Canberra plans to send its unwanted refugees to be resettled in Cambodia a country considered one of the least developed and most corrupt in Southeast Asia.

Cambodia and Australia inked Friday a heavily criticized deal that will send refugees who had attempted to get to Australia resettled in Cambodia - one of Southeast Asia's most corrupt nations - instead.



Australian Immigration Minister Scott Morrison and Cambodian Deputy Prime Minister Sar Kheng raised champagne glasses in a silent toast at a press conference in capital Phnom Penh, but refused to field any questions from the large press corps.



The United Nations, rights groups, Cambodia's opposition and Australia's Greens Party have said that the opaque deal essentially allows Australia to shirk its own responsibilities by "dumping" refugees in a third country.



Cambodia has a chequered history when it comes to accommodating refugees.



In 2009, Cambodia deported 20 Uighur asylum seekers back to China where they were subsequently given lengthy jail terms. China subsequently pledged $1 billion worth of investments to Cambodia.



 "Australia's deal with Cambodia will send people to a country that has a terrible record for protecting refugees and is mired in serious human rights abuses," Elaine Pearson, Australia director for Human Rights Watch, said in a statement this week.



Media reports say Australia — already one of the country's largest donors -- is giving Cambodia AUS$40 million in aid money in exchange for the agreement, but the immigration minister has denied a "pay-off."



Morrison insists that only refugees who wish to be resettled in Cambodia will be sent there and that the program is completely voluntary.

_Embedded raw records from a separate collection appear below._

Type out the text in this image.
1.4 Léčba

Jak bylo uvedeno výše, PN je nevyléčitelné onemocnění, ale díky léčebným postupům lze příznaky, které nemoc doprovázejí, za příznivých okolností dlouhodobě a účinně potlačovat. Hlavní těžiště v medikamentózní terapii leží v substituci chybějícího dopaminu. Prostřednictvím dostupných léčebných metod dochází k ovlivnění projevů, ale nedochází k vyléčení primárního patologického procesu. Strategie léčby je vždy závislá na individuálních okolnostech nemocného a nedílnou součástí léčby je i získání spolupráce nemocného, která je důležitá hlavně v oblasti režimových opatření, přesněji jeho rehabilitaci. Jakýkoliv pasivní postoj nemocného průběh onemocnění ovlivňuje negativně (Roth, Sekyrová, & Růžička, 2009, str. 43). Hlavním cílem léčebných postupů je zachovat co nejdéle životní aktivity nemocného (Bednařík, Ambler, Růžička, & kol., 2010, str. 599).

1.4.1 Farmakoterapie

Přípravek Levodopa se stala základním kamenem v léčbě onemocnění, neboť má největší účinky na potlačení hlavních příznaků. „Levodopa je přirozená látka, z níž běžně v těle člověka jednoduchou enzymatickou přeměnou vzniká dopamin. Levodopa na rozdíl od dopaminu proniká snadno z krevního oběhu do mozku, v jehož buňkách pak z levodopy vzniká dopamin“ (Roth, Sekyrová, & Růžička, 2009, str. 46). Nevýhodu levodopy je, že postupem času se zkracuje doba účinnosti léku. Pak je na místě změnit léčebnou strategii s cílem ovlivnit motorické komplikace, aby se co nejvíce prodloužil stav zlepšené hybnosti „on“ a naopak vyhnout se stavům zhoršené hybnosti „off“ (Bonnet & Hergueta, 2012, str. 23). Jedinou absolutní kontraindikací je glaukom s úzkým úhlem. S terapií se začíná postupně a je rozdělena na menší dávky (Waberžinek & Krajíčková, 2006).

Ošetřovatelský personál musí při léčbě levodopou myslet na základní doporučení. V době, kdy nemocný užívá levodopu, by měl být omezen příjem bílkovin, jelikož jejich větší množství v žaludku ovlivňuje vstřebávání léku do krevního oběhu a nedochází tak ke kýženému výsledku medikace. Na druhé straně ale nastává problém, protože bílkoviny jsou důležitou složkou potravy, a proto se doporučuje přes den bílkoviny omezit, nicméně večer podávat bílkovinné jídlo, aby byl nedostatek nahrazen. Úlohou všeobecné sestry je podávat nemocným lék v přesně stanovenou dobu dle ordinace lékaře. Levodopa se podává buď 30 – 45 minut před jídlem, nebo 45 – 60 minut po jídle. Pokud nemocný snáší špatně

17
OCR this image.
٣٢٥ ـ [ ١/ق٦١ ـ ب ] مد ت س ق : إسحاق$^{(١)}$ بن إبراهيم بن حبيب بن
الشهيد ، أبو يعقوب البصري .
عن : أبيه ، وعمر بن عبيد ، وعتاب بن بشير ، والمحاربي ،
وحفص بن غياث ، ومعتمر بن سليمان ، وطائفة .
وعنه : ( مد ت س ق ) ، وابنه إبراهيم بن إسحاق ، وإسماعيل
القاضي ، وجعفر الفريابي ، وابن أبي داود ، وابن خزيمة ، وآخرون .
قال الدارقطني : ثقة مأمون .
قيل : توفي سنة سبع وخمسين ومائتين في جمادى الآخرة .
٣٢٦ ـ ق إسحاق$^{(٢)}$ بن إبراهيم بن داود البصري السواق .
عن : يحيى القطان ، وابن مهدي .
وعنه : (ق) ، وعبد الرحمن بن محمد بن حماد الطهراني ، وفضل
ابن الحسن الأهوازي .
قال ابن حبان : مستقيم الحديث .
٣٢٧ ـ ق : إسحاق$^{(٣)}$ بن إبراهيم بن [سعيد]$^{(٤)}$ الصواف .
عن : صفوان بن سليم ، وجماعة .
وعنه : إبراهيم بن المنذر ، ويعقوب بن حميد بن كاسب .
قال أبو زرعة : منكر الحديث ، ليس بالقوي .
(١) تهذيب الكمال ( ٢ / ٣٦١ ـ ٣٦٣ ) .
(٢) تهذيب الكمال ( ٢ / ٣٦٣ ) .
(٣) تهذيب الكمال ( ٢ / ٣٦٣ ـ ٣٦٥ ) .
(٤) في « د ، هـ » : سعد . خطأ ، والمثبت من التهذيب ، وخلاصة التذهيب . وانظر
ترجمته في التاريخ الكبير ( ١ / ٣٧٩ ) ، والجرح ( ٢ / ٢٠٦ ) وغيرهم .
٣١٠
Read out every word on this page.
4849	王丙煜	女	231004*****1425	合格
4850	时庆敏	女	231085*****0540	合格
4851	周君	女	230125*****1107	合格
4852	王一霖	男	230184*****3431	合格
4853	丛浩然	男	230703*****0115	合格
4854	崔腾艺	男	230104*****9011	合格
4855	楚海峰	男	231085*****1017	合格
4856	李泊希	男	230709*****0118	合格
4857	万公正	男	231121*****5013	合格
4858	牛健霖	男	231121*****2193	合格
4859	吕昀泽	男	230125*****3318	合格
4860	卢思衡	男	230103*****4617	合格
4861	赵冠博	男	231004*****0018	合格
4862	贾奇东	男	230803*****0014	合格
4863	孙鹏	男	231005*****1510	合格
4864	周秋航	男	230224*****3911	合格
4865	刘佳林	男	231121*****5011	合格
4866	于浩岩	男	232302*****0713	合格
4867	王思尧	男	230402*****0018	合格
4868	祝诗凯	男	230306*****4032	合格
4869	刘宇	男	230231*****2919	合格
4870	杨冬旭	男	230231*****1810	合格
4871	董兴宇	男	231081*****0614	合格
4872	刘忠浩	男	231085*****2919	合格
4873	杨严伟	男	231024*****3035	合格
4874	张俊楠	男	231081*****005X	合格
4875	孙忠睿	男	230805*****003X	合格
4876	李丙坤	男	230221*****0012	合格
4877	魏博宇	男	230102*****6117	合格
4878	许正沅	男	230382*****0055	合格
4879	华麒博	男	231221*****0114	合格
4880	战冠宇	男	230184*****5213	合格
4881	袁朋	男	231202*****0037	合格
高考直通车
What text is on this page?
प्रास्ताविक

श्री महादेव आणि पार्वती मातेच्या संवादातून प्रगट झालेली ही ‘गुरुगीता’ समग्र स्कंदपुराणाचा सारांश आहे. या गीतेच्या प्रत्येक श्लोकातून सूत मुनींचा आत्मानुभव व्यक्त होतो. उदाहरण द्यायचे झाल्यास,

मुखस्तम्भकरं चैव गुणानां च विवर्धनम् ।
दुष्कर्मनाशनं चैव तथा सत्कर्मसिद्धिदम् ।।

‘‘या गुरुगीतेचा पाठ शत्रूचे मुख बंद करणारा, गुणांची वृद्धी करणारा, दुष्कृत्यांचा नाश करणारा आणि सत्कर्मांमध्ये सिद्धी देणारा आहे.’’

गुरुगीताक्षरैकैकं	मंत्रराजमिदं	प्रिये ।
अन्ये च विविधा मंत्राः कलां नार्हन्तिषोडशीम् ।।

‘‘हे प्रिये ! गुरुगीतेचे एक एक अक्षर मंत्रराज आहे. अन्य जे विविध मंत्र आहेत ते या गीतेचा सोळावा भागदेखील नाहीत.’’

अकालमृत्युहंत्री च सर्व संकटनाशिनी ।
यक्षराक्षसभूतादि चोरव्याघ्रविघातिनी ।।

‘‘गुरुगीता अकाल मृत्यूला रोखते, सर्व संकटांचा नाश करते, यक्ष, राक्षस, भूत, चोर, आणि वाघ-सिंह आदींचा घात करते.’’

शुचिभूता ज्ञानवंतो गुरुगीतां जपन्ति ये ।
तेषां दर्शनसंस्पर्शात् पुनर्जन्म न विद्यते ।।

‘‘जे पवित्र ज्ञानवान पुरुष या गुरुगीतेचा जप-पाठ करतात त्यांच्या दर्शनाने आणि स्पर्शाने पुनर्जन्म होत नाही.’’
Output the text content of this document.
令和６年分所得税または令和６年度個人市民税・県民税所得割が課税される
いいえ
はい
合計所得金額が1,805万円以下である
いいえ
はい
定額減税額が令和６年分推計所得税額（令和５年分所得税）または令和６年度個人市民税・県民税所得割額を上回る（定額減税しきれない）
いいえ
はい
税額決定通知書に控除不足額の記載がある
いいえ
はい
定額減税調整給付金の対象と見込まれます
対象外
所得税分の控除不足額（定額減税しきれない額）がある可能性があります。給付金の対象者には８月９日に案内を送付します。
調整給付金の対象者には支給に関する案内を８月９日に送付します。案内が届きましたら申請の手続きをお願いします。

Australian Prime Minister Tony Abbott was elected last year after pledging to "stop the boats." 



Papua New Guinea and the island of Nauru in the South Pacific already have detention centers housing thousands of asylum seekers - many of them Muslims from Afghanistan, Iraq, Libya, China and Myanmar - stopped on their way to Australia. Refugees at the centers have repeatedly held protests against conditions there.



Sarah Hanson-Young, a senator for the Greens, compared giving refugees a choice between remaining on Nauru — where over 1,000 people are currently detained in camps — or coming to Cambodia to "the school bully asking whether you want a punch in the face or a kick in the guts."